Edwin H. Barker was an electrician employed by Fischbach & Moore, Inc. Pursuant to a contract executed between the employer and Barker’s union, Barker received $90 per week as a travel allowance for travel between his home in Twin Falls and the work site, which was located 26 miles east of Arco.
At approximately 12:00 noon on April 25, 1980, Barker left the work site to travel to a dentist appointment in Twin Falls. En route to the dentist’s office, Barker was involved in a single car accident that resulted in his death.
Barker’s wife then filed a claim for workmen’s compensation death benefits, alleging that Barker’s death had arisen out of or *872during the course of his employment.1 The Industrial Commission denied benefits after concluding that Barker had left the work site and was not engaged in his employment at the time of the accident.
On appeal, this Court reversed. Barker v. Fischbach & Moore, Inc., 105 Idaho 108, 666 P.2d 635 (1983) (Barker I). In Barker I this Court acknowledged that Spanbauer v. Peter Kiewit Sons’ Company, 93 Idaho 509, 465 P.2d 633 (1970), might appear to hold that the evidence concerning the distance traveled to and from work and the amount of travel expenses paid by the employer is irrelevant in deciding whether or not the exception to the coming and going rule should apply. However, the Court in Barker I clarified Spanbauer, stating that “it is now necessary for this Court to emphasize that Spanbauer is to be read that the payment of travel expenses, along with other evidence indicating the employer intended to compensate the employee for travel time, will justify expanding the course of employment to include going to and from work.” After thus clarifying Spanbauer, the Barker I Court remanded the case to the Industrial Commission “to determine if other evidence, besides the payment of travel expenses, exists to support a finding that the employee was within the course of employment at the time of the accident.”
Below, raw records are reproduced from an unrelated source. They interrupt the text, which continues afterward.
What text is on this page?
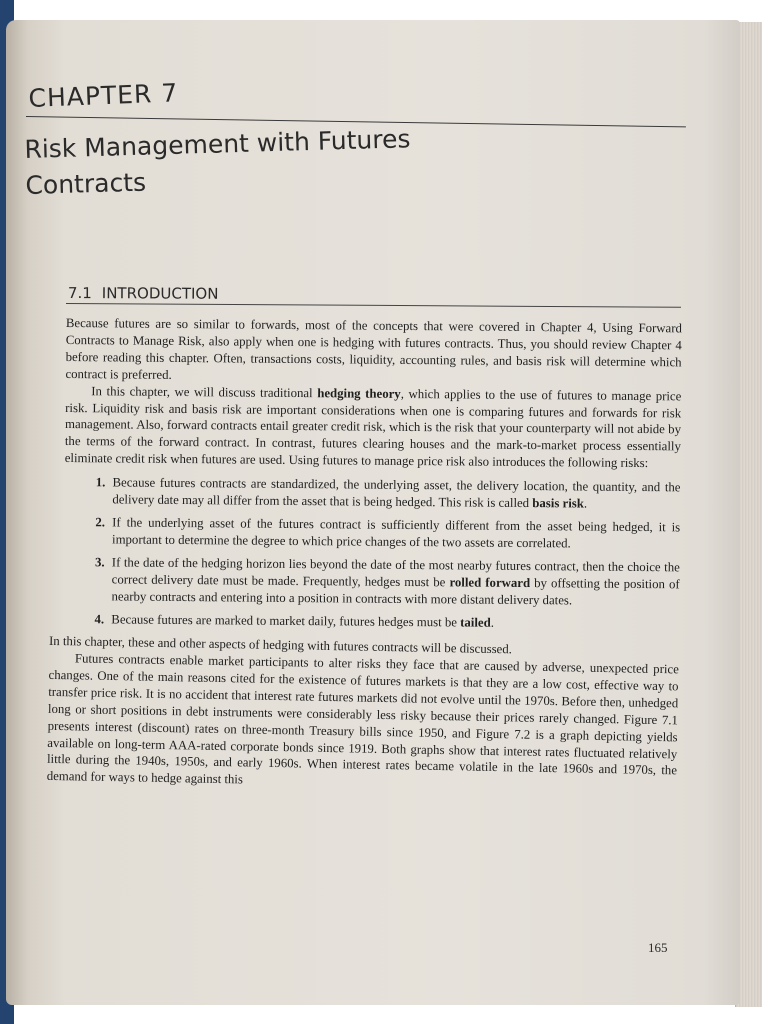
CHAPTER 7
Risk Management with Futures
Contracts
7.1 INTRODUCTION

Because futures are so similar to forwards, most of the concepts that were covered in Chapter 4, Using Forward Contracts to Manage Risk, also apply when one is hedging with futures contracts. Thus, you should review Chapter 4 before reading this chapter. Often, transactions costs, liquidity, accounting rules, and basis risk will determine which contract is preferred.

In this chapter, we will discuss traditional hedging theory, which applies to the use of futures to manage price risk. Liquidity risk and basis risk are important considerations when one is comparing futures and forwards for risk management. Also, forward contracts entail greater credit risk, which is the risk that your counterparty will not abide by the terms of the forward contract. In contrast, futures clearing houses and the mark-to-market process essentially eliminate credit risk when futures are used. Using futures to manage price risk also introduces the following risks:

1. Because futures contracts are standardized, the underlying asset, the delivery location, the quantity, and the delivery date may all differ from the asset that is being hedged. This risk is called basis risk.
2. If the underlying asset of the futures contract is sufficiently different from the asset being hedged, it is important to determine the degree to which price changes of the two assets are correlated.
3. If the date of the hedging horizon lies beyond the date of the most nearby futures contract, then the choice the correct delivery date must be made. Frequently, hedges must be rolled forward by offsetting the position of nearby contracts and entering into a position in contracts with more distant delivery dates.
4. Because futures are marked to market daily, futures hedges must be tailed.

In this chapter, these and other aspects of hedging with futures contracts will be discussed.

Futures contracts enable market participants to alter risks they face that are caused by adverse, unexpected price changes. One of the main reasons cited for the existence of futures markets is that they are a low cost, effective way to transfer price risk. It is no accident that interest rate futures markets did not evolve until the 1970s. Before then, unhedged long or short positions in debt instruments were considerably less risky because their prices rarely changed. Figure 7.1 presents interest (discount) rates on three-month Treasury bills since 1950, and Figure 7.2 is a graph depicting yields available on long-term AAA-rated corporate bonds since 1919. Both graphs show that interest rates fluctuated relatively little during the 1940s, 1950s, and early 1960s. When interest rates became volatile in the late 1960s and 1970s, the demand for ways to hedge against this

165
On remand, no additional evidence was submitted to the Industrial Commission by the parties. The commission re-examined the record and the written arguments submitted by the parties and issued a decision in which it again denied benefits. The commission concluded that it could “find no evidence, other than the actual payment itself, to indicate that the employer intended to compensate the employee for travel time or travel expense. The commission therefore concludes that its original decision dismissing the claimant’s claim and denying benefits was correct and hereby affirm said decision.”
Idaho Constitution, art. 5, § 9, limits this Court’s review of Industrial Commission decisions to a review of questions of law. We are required to uphold all factual findings made by the Industrial Commission if those findings are supported by substantial, competent evidence. In re Chavez, 104 Idaho 279, 281, 658 P.2d 950, 952 (1983); Case of Graham, 103 Idaho 824, 826, 654 P.2d 1377, 1378-79 (1982). Having fully reviewed the record, we conclude that the Industrial Commission’s finding that the claimant was not within the course and scope of his employment at the time of the accident is supported by substantial and competent evidence.
Furthermore, our review of the record indicates that the Industrial Commission correctly applied the law as stated in Barker I in reaching its decision.
“The rule is well established and long adhered to in this state that where, upon an appeal, the Supreme Court, in deciding a case presented states in its opinion a principle or rule of law necessary to the decision, such pronouncement becomes the law of the case, and must be adhered to throughout its subsequent progress, both in the trial court and upon subsequent appeal ....” Suitts v. First Security Bank of Idaho, 110 Idaho 15, 713 P.2d 1374 (1985) (iquoting from Carlson v. Northern Pacific Rail Co., 86 Mont. 78, 281 P. 913, 914 (Mont.1929).
As we noted in Suitts, the doctrine of law of the case has long been the rule in this jurisdiction. See Palmer v. Dermitt, 102 Idaho 591, 595, 635 P.2d 955, 959 (1981); Creem v. Northwestern Mut. Fire Ass’n of Seattle, Wash., 58 Idaho 349, 352, 74 P.2d *873702, 703 (1937); Unfried v. Libert, 23 Idaho 603, 606, 131 P. 660, 661 (1913); Hall v. Blackman, 9 Idaho 555, 75 P. 608 (1904). In fact, this Court has often compared the doctrine of law of the case with the principle of res judicata, indicating that an appellate court is bound by the law of the case. See Idaho Dept. of Law Enforcement v. One 1955 Willys Jeep, 100 Idaho 150, 157, 595 P.2d 299, 306 (1979) (Bistline, J., dissenting); Creem v. Northwestern Mut. Fire Ass’n of Seattle, Wash., 58 Idaho 349, 358, 74 P.2d 702, 705 (1937) (Ailshie, J., dissenting in part); Hall v. Blackman, 9 Idaho 555, 559-560, 75 P. 608, 609 (1904).
The Industrial Commission correctly applied the law announced by this Court in Barker I to the facts of this case. Accordingly, the order of the Industrial Commission is affirmed; costs to respondent.
. Workmen’s compensation may only be collected by employees who are injured or killed within the course of employment, I.C. § 72-102(14)(a); I.C. § 72-201. The general rule is that a worker traveling to and from an employer’s place of business is not within the course of employment. Clark v. Daniel Morine Constr. Co., 98 Idaho 114, 559 P.2d 293 (1977). However, an exception to this "coming and going” rule is made when there is a special risk or service incident to the employee’s employment involved in his travel. Ridgeway v. Combined Ins. Companies of America, 98 Idaho 410, 565 P.2d 1367 (1977); Jaynes v. Potlatch Forests, 75 Idaho 297, 271 P.2d 1016 (1954).